His resources dwindling as rapidly as his number of healthy players, Dodger Manager Tom Lasorda circled the wagons Wednesday night in Dodger Stadium.
"All night long I was singing that song to myself, 'Lord, Help Me Make It Through the Night,' " Lasorda said.
But with Rick Honeycutt displaying unexpected stamina and Orel Hershiser emergency relief, in the end the Dodgers not only survived, they outlasted the Houston Astros, 1-0, in 11 innings before 29,789 chilled patrons.
The game's only run was delivered by Mike Marshall, who rifled Frank DiPino's first pitch to him for a single to score rookie Mariano Duncan, who became the Dodger second baseman of the immediate future when it was announced that Steve Sax will become the fifth Dodger player to go on the disabled list this season.
Duncan had singled to open the 11th against DiPino, the fourth Astro pitcher of the night, and advanced to second on Bill Russell's sacrifice. After Ken Landreaux struck out, Pedro Guerrero was walked intentionally, bringing up Marshall in a situation identical to the one he had faced in the ninth.
That time, however, he struck out against reliever Dave Smith, chasing a split-fingered fastball that was outside the strike zone, for his third straight strikeout and 13th in 33 at-bats this season.
"Right now I'm not that concerned about the strikeouts," Marshall said. "They're being careful with me.
"I'm a free swinger, and they're throwing me a lot of breaking balls, working me. When I'm getting my pitch, I'm hitting the ball.
"I want to make contact, I don't want to strike out, but what's the difference in how I make outs. I'm generally going to strike out 100 times a season. (Atlanta's Dale) Murphy struck out 130 (134) times last season, (Philadelphia's Mike) Schmidt struck out over 100."
What he has to do, Marshall said, is to force the opposition to pitch to Guerrero instead of around him.
"For our team to do well, Pete has to hit and get his pitch," Marshall said. "He can put up numbers and win games single-handedly.
"But if they pitch around him, at least they know they have to contend with me."
The Astros, who came into the game with a league-high .294 average and had collected at least 10 hits in five of their first eight games, found they could not contend with Honeycutt, who had lasted just 3 innings in his first start last Friday.
Honeycutt startled himself by going eight innings Wednesday, yielding just three hits, two infield singles and Jose Cruz's bloop double in the second.
"Going into the game, I knew we needed at least a six- or seven-inning performance from me," Honeycutt said. "The bullpen has really been pushed all season, which has made things tough.

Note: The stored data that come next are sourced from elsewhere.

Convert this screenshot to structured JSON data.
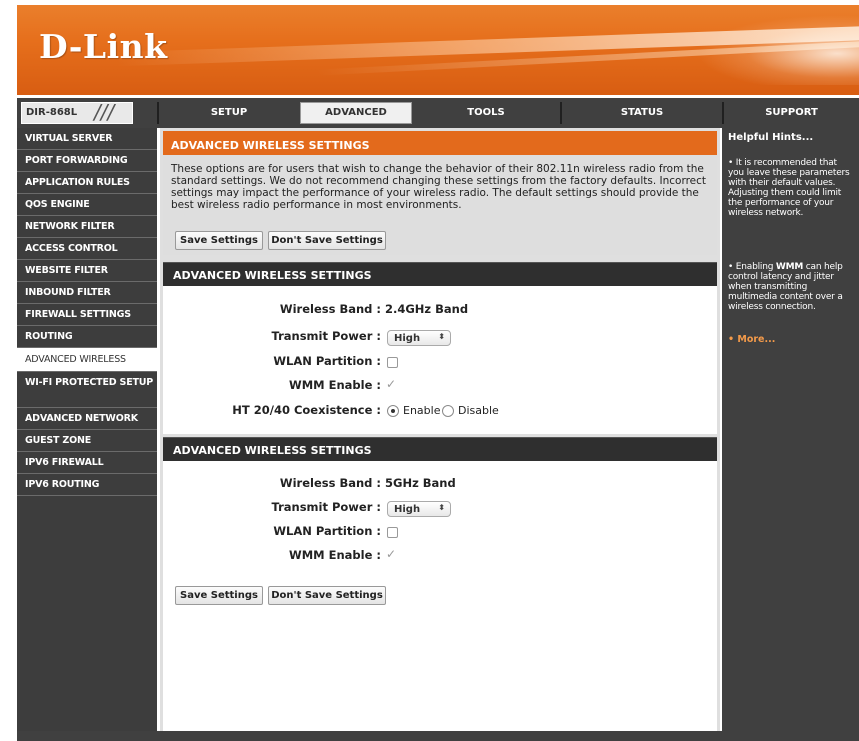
{
  "brand": {
    "logo_text": "D-Link"
  },
  "model": {
    "label": "DIR-868L",
    "slashes": "///"
  },
  "tabs": [
    {
      "label": "SETUP",
      "active": false
    },
    {
      "label": "ADVANCED",
      "active": true
    },
    {
      "label": "TOOLS",
      "active": false
    },
    {
      "label": "STATUS",
      "active": false
    },
    {
      "label": "SUPPORT",
      "active": false
    }
  ],
  "sidebar": {
    "items": [
      {
        "label": "VIRTUAL SERVER"
      },
      {
        "label": "PORT FORWARDING"
      },
      {
        "label": "APPLICATION RULES"
      },
      {
        "label": "QOS ENGINE"
      },
      {
        "label": "NETWORK FILTER"
      },
      {
        "label": "ACCESS CONTROL"
      },
      {
        "label": "WEBSITE FILTER"
      },
      {
        "label": "INBOUND FILTER"
      },
      {
        "label": "FIREWALL SETTINGS"
      },
      {
        "label": "ROUTING"
      },
      {
        "label": "ADVANCED WIRELESS",
        "active": true
      },
      {
        "label": "WI-FI PROTECTED SETUP"
      },
      {
        "label": "ADVANCED NETWORK"
      },
      {
        "label": "GUEST ZONE"
      },
      {
        "label": "IPV6 FIREWALL"
      },
      {
        "label": "IPV6 ROUTING"
      }
    ]
  },
  "intro": {
    "title": "ADVANCED WIRELESS SETTINGS",
    "text": "These options are for users that wish to change the behavior of their 802.11n wireless radio from the standard settings. We do not recommend changing these settings from the factory defaults. Incorrect settings may impact the performance of your wireless radio. The default settings should provide the best wireless radio performance in most environments.",
    "save_label": "Save Settings",
    "dont_save_label": "Don't Save Settings"
  },
  "band24": {
    "title": "ADVANCED WIRELESS SETTINGS",
    "wireless_band_label": "Wireless Band :",
    "wireless_band_value": "2.4GHz Band",
    "transmit_power_label": "Transmit Power :",
    "transmit_power_value": "High",
    "wlan_partition_label": "WLAN Partition :",
    "wlan_partition_checked": false,
    "wmm_label": "WMM Enable :",
    "wmm_checked": true,
    "coexistence_label": "HT 20/40 Coexistence :",
    "coexistence_enable": "Enable",
    "coexistence_disable": "Disable",
    "coexistence_value": "Enable"
  },
  "band5": {
    "title": "ADVANCED WIRELESS SETTINGS",
    "wireless_band_label": "Wireless Band :",
    "wireless_band_value": "5GHz Band",
    "transmit_power_label": "Transmit Power :",
    "transmit_power_value": "High",
    "wlan_partition_label": "WLAN Partition :",
    "wlan_partition_checked": false,
    "wmm_label": "WMM Enable :",
    "wmm_checked": true
  },
  "footer_buttons": {
    "save_label": "Save Settings",
    "dont_save_label": "Don't Save Settings"
  },
  "hints": {
    "title": "Helpful Hints...",
    "hint1": "It is recommended that you leave these parameters with their default values. Adjusting them could limit the performance of your wireless network.",
    "hint2_prefix": "Enabling ",
    "hint2_bold": "WMM",
    "hint2_suffix": " can help control latency and jitter when transmitting multimedia content over a wireless connection.",
    "more": "More..."
  },
  "icons": {
    "checkmark": "checkmark-icon",
    "select_arrows": "updown-arrow-icon",
    "bullet": "bullet-icon"
  },
  "colors": {
    "orange": "#e36a1c",
    "dark": "#404040",
    "link": "#f39a4a"
  }
}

"The question was how far I could go. But I had a fairly easy eight innings. I didn't have to pitch under any strain, and I got a lot of first- and second-ball outs."
And when Honeycutt was finally lifted, for pinch-hitter Terry Whitfield in the eighth, in came Hershiser, who had lasted just four innings Monday night because of a stiff back.
Hershiser set down all nine Astros he faced, and did not allow a ball out of the infield, for his first win of '85.
"I was a completely different pitcher," Hershiser said. "That was the me of last year."
Hershiser, asked if he preferred to play role of late-inning savior, answered quickly. "No, thank you."
Houston starter Mike Scott, a former Hawthorne High and Pepperdine star, had finished just five of 113 career starts, the lowest average of any active pitcher with more than 100 starts. But Scott has come up with a new pitch, the now-omnipresent split-fingered fastball, and he allowed the Dodgers just four hits in the first eight innings.
The closest the Astros came to scoring was in the sixth, when with Bill Doran on second and two out, Thon bounced a ball into the hole between third and short. But Guerrero cut the ball off with a lunging stop, executed a 360-degree turn, and threw Thon out at first in the night's finest defensive play.